You may ask why I bring up Betsy DeVos and the Koch brothers in this post. It’s because they have led the way in making sure that public schools have fewer and fewer resources by promoting for-profit charter schools and by demonizing teachers as lazy and greedy for wanting a decent wage, competitive benefits, and the ability to retire with dignity after spending their careers in what is one of the most noble professions in modern society.
The Mackinac Center routinely does open records requests and then publishes the salaries of teachers around the state, as if making a decent wage as an educator is something to be ashamed of. They also promote policies that diminish the ability of teachers to bargain collectively for their wages, benefits, and working conditions.
Once Rick Snyder and the corporatists rolled into power in 2011, they cut education funding to pay for corporate tax cuts and passed right to work legislation. It will come as no surprise that Snyder once said that he kept the Mackinac Center’s “101 Recommendations to Revitalize Michigan” “on his desk and refers to it often”. The Mackinac Center is one of the largest members of the Koch brothers’ State Policy Network, a national organization that promotes the interests of corporations under the guise of fiscal conservatism.
But the fine corporate shills at the Mackinac Center don’t stop at just destroying public schools and demonizing teachers. Every year since they passed right to work, the Mackinac Center has undertaken a coordinated effort to encourage teachers to leave their unions, effectively urging them to slit their own economic throats.

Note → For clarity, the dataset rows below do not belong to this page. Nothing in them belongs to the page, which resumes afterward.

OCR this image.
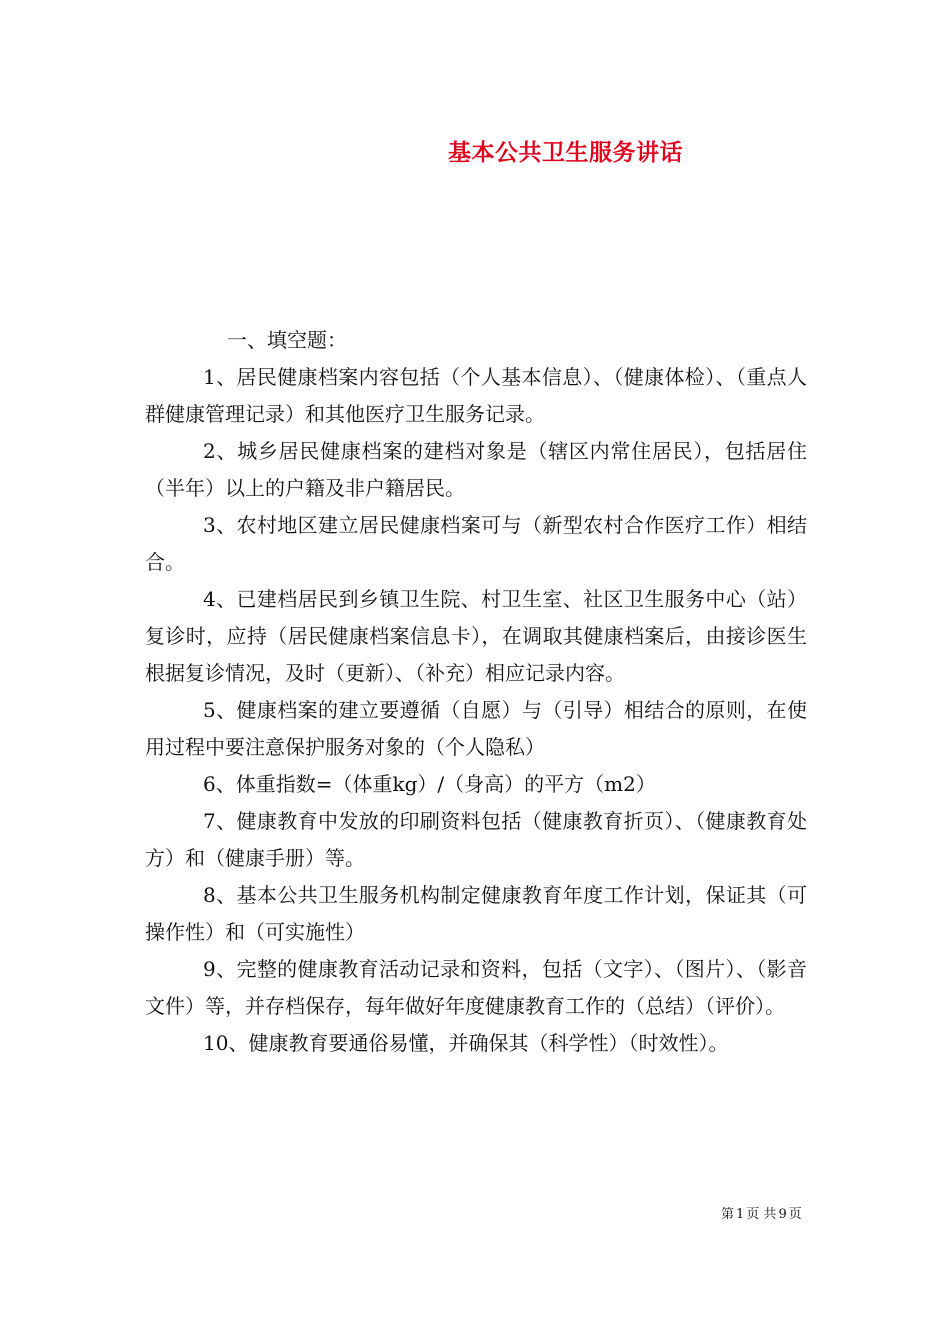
基本公共卫生服务讲话

一、填空题：

1、居民健康档案内容包括（个人基本信息）、（健康体检）、（重点人群健康管理记录）和其他医疗卫生服务记录。

2、城乡居民健康档案的建档对象是（辖区内常住居民），包括居住（半年）以上的户籍及非户籍居民。

3、农村地区建立居民健康档案可与（新型农村合作医疗工作）相结合。

4、已建档居民到乡镇卫生院、村卫生室、社区卫生服务中心（站）复诊时，应持（居民健康档案信息卡），在调取其健康档案后，由接诊医生根据复诊情况，及时（更新）、（补充）相应记录内容。

5、健康档案的建立要遵循（自愿）与（引导）相结合的原则，在使用过程中要注意保护服务对象的（个人隐私）

6、体重指数=（体重kg）/（身高）的平方（m2）

7、健康教育中发放的印刷资料包括（健康教育折页）、（健康教育处方）和（健康手册）等。

8、基本公共卫生服务机构制定健康教育年度工作计划，保证其（可操作性）和（可实施性）

9、完整的健康教育活动记录和资料，包括（文字）、（图片）、（影音文件）等，并存档保存，每年做好年度健康教育工作的（总结）（评价）。

10、健康教育要通俗易懂，并确保其（科学性）（时效性）。

第 1 页 共 9 页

So, here we are in 2019, living with the predictable (and predicted) outcome of teachers departing their profession and our state dealing with a shortage of qualified educators. But, have no fear, Republicans have a plan for that, too: lower the requirements for teaching. In 2017 they passed a law allowing for teachers to receive their teaching certificate WHILE ACTUALLY TEACHING STUDENTS IN THE CLASSROOM and to do it all online. In 2018, they eliminated the requirement that teachers who take this route to become certified must take and pass the SAT.
In other words, under the “leadership” of Republicans, education in our state is in serious trouble.